Textsound (stylised as textsound) is an audio online literary magazine that publishes experimental poetry and sound.

==History==
In 2008 textsound began as a bi-annual publication under the editorial direction of Anya Cobler, Adam Fagin, Anna Vitale, and Laura Wetherington.

==Selected contributors==
- Jaap Blonk
- Anne-James Chaton
- Paul DeMarinis
- Linh Dinh
- Kenneth Goldsmith
- Rick Moody
- Thylias Moss
- Alice Notley
- Alva Noto
- Leslie Scalapino
- Anne Tardos
- Edwin Torres
- Anne Waldman

==Events==
On April 5, 2008, the textsound editorial collective organized a celebration in Ypsilanti, Michigan, for the journal's launch featuring Barrett Watten, Joel Levise, Christine Hume, James Marks, and Viki.
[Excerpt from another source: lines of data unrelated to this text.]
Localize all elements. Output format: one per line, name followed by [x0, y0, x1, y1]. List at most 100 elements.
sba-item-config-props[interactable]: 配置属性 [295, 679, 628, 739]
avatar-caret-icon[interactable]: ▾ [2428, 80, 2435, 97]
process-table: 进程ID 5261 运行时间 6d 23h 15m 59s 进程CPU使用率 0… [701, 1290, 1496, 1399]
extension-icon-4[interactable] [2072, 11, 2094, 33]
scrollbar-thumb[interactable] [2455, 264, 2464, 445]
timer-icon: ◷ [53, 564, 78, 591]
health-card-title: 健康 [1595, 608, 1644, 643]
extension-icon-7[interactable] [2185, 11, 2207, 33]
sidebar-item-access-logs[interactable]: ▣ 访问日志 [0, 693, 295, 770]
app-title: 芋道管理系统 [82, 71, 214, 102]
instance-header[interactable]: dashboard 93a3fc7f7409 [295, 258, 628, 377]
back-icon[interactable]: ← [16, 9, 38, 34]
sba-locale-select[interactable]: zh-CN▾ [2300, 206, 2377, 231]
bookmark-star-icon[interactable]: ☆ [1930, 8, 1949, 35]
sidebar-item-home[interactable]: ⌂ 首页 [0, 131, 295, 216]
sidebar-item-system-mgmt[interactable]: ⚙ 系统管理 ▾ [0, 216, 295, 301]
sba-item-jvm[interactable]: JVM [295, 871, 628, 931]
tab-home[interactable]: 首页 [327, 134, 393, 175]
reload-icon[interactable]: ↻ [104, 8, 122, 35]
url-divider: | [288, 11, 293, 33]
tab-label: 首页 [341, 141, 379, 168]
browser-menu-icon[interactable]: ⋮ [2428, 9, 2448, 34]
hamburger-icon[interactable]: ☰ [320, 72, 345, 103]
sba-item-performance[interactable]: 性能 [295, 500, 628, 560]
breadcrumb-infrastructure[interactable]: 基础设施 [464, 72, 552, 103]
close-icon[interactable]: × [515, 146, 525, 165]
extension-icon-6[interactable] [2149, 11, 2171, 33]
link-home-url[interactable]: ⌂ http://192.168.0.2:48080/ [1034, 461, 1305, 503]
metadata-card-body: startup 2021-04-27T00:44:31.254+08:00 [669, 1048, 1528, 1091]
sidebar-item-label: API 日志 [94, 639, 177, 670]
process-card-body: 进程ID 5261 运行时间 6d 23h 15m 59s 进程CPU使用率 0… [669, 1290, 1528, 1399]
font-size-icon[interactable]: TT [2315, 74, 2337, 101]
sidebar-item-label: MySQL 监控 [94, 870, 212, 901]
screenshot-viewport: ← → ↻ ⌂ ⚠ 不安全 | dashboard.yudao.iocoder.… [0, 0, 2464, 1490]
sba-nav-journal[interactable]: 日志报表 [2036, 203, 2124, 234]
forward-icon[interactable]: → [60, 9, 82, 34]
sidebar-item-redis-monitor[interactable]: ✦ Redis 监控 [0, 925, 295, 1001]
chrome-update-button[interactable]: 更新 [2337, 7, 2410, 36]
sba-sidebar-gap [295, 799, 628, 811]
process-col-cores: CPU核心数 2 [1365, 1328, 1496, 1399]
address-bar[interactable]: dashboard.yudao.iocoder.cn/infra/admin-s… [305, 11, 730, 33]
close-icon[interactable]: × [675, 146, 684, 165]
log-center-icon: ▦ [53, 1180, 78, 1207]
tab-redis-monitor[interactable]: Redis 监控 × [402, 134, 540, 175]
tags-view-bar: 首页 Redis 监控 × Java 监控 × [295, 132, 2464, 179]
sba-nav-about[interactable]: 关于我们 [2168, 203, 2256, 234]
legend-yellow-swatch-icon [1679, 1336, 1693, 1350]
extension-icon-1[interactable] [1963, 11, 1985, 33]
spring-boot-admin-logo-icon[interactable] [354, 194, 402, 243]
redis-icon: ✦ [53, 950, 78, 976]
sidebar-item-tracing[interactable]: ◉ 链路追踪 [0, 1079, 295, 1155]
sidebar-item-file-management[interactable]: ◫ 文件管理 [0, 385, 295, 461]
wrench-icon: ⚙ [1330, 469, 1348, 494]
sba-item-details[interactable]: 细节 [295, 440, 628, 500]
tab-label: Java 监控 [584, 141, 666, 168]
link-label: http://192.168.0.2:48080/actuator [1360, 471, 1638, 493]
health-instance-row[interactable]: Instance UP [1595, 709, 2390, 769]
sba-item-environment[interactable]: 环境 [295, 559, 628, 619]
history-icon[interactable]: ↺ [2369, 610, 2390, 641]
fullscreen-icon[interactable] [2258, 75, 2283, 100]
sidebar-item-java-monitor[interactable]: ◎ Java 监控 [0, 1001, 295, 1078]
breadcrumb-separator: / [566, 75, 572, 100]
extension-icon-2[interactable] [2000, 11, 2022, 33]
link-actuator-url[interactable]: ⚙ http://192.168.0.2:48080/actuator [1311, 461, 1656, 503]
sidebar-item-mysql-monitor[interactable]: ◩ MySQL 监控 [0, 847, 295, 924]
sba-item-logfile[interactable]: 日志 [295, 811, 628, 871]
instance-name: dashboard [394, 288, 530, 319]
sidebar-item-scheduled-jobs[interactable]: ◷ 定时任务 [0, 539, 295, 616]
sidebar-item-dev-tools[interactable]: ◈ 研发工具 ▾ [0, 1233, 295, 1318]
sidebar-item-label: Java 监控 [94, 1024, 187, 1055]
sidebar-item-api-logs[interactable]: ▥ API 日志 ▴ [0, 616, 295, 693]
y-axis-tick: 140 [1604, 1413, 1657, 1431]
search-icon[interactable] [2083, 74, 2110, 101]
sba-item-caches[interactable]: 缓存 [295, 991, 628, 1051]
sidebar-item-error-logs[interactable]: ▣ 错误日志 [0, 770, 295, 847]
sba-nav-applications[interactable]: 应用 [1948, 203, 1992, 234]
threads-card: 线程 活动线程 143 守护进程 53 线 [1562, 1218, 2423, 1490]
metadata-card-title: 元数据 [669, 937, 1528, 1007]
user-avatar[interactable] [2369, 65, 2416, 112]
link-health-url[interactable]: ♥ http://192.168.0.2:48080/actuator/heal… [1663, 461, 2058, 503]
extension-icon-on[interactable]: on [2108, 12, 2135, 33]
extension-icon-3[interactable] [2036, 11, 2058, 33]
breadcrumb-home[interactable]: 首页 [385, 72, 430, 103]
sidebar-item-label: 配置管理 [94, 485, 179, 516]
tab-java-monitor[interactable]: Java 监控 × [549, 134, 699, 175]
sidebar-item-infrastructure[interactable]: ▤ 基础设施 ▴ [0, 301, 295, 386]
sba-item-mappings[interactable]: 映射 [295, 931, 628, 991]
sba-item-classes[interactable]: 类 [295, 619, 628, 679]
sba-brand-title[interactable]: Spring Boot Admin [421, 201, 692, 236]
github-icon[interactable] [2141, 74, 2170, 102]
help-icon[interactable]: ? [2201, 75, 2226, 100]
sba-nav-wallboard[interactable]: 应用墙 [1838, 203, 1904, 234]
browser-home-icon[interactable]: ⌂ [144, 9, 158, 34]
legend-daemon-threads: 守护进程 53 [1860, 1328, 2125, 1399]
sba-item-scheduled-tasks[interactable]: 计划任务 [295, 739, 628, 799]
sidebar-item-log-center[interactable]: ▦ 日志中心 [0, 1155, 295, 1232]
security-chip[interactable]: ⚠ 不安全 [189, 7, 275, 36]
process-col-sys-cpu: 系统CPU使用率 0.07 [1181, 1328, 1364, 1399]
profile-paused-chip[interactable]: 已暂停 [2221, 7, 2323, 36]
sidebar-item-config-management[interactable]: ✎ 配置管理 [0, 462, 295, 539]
In the fall of 2008, the textsound collective teamed-up with Megan Levad and Adam Boehmer to curate the Work-In-Progress Reading Series at the Crazy Wisdom Bookstore in Ann Arbor, Michigan. Performers included Vievee Francis, Jill Darling, Onna Solomon, Sandy Tolbert, Aaron McCollough, Adam Boehmer, Michael Shilling, David Karczynski, T Hetzel, Katie Hartsock, Meghann Rotary, Anna Prushnikaya, and Stephanie Rowden.